For Immediate Release
Office of the Press Secretary
November 13, 2001
Russian WTO Accession Fact Sheet
The Unites States strongly supports Russia's goal of World Trade Organization (WTO) accession, and is committed to helping accelerate the accession process at a pace acceptable to Russia. While only one of many WTO Members actively negotiating with Russia on its accession, the United States has taken the lead in bilateral work to support the multilateral negotiations, and has provided focused technical assistance.
This year, the United States has had frequent high-level bilateral contact with Russia on its WTO accession, including a September trip to Moscow by United States Trade Representative Robert Zoellick. Currently, our bilateral work is proceeding according to a mutually-agreed action plan of meetings and technical work, including another planned meeting between Ambassador Zoellick and Russian Minister of Trade and Economics German Gref prior to the end of this year, to take stock of bilateral progress in the accession.

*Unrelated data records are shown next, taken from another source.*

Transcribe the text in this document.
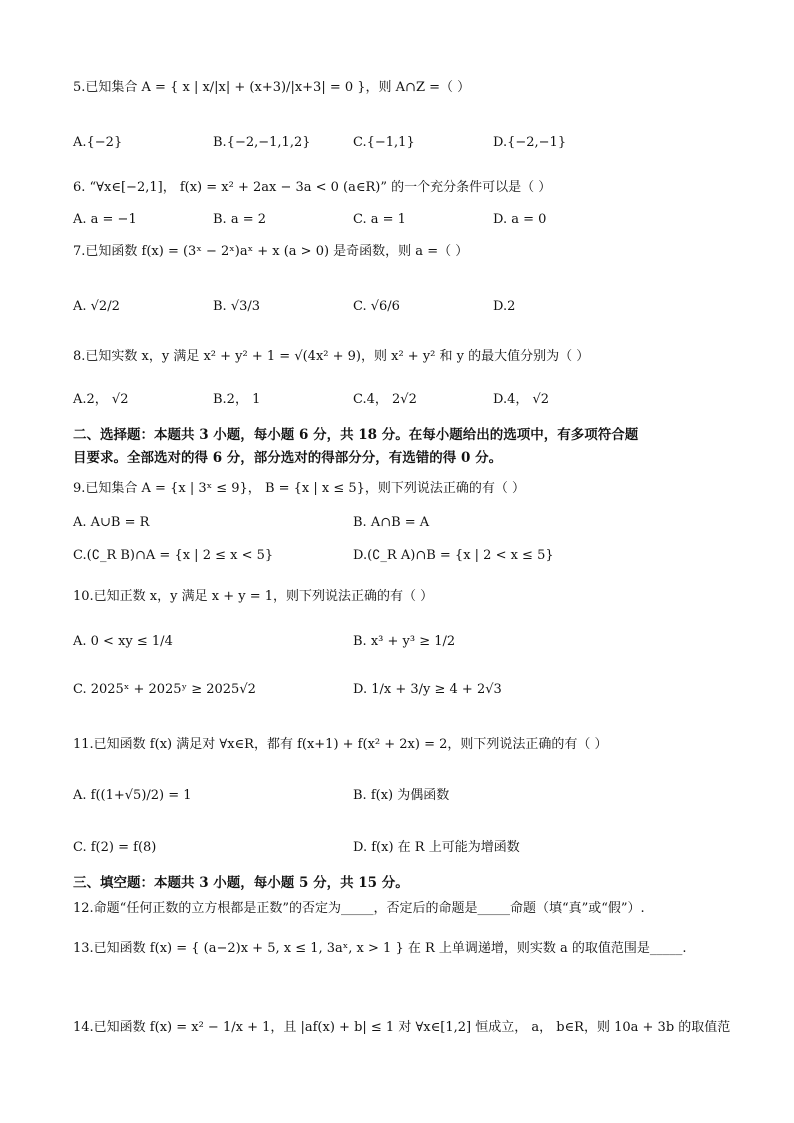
5.已知集合 A = { x | x/|x| + (x+3)/|x+3| = 0 }，则 A∩Z =（ ）
A.{−2}	B.{−2,−1,1,2}	C.{−1,1}	D.{−2,−1}
6. “∀x∈[−2,1]， f(x) = x² + 2ax − 3a < 0 (a∈R)” 的一个充分条件可以是（ ）
A. a = −1	B. a = 2	C. a = 1	D. a = 0
7.已知函数 f(x) = (3ˣ − 2ˣ)aˣ + x (a > 0) 是奇函数，则 a =（ ）
A. √2/2	B. √3/3	C. √6/6	D.2
8.已知实数 x，y 满足 x² + y² + 1 = √(4x² + 9)，则 x² + y² 和 y 的最大值分别为（ ）
A.2， √2	B.2， 1	C.4， 2√2	D.4， √2
二、选择题：本题共 3 小题，每小题 6 分，共 18 分。在每小题给出的选项中，有多项符合题
目要求。全部选对的得 6 分，部分选对的得部分分，有选错的得 0 分。
9.已知集合 A = {x | 3ˣ ≤ 9}， B = {x | x ≤ 5}，则下列说法正确的有（ ）
A. A∪B = R	B. A∩B = A
C.(∁_R B)∩A = {x | 2 ≤ x < 5}	D.(∁_R A)∩B = {x | 2 < x ≤ 5}
10.已知正数 x，y 满足 x + y = 1，则下列说法正确的有（ ）
A. 0 < xy ≤ 1/4	B. x³ + y³ ≥ 1/2
C. 2025ˣ + 2025ʸ ≥ 2025√2	D. 1/x + 3/y ≥ 4 + 2√3
11.已知函数 f(x) 满足对 ∀x∈R，都有 f(x+1) + f(x² + 2x) = 2，则下列说法正确的有（ ）
A. f((1+√5)/2) = 1	B. f(x) 为偶函数
C. f(2) = f(8)	D. f(x) 在 R 上可能为增函数
三、填空题：本题共 3 小题，每小题 5 分，共 15 分。
12.命题“任何正数的立方根都是正数”的否定为_____，否定后的命题是_____命题（填“真”或“假”）.
13.已知函数 f(x) = { (a−2)x + 5, x ≤ 1, 3aˣ, x > 1 } 在 R 上单调递增，则实数 a 的取值范围是_____.
14.已知函数 f(x) = x² − 1/x + 1，且 |af(x) + b| ≤ 1 对 ∀x∈[1,2] 恒成立， a， b∈R，则 10a + 3b 的取值范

In order to accede to the WTO, Russia must negotiate a "protocol package" of commitments with WTO Members that require reform of its trade regime. This package has four elements:
- A Working Party report and Protocol
describing how the applicant is meeting WTO obligations and enforcing
- Commitments to lock in market access terms for goods;
- Commitments to specify how foreigner may provide services;
- Commitments to lock in agricultural domestic support and export subsidies.
As a next step forward, the United States and other WTO Members will begin working with Russia on a first draft of the Working Party report in the first quarter of 2002. Russia has articulated its plan to submit all necessary draft WTO legislation to the Duma before the end of 2001, or in early 2002. The pace of progress forward will be largely determined by Russia's action to adopt WTO rules and make commercially meaningful market access commitments. The United States and Russian WTO teams will meet early in 2002 to continue bilateral negotiations.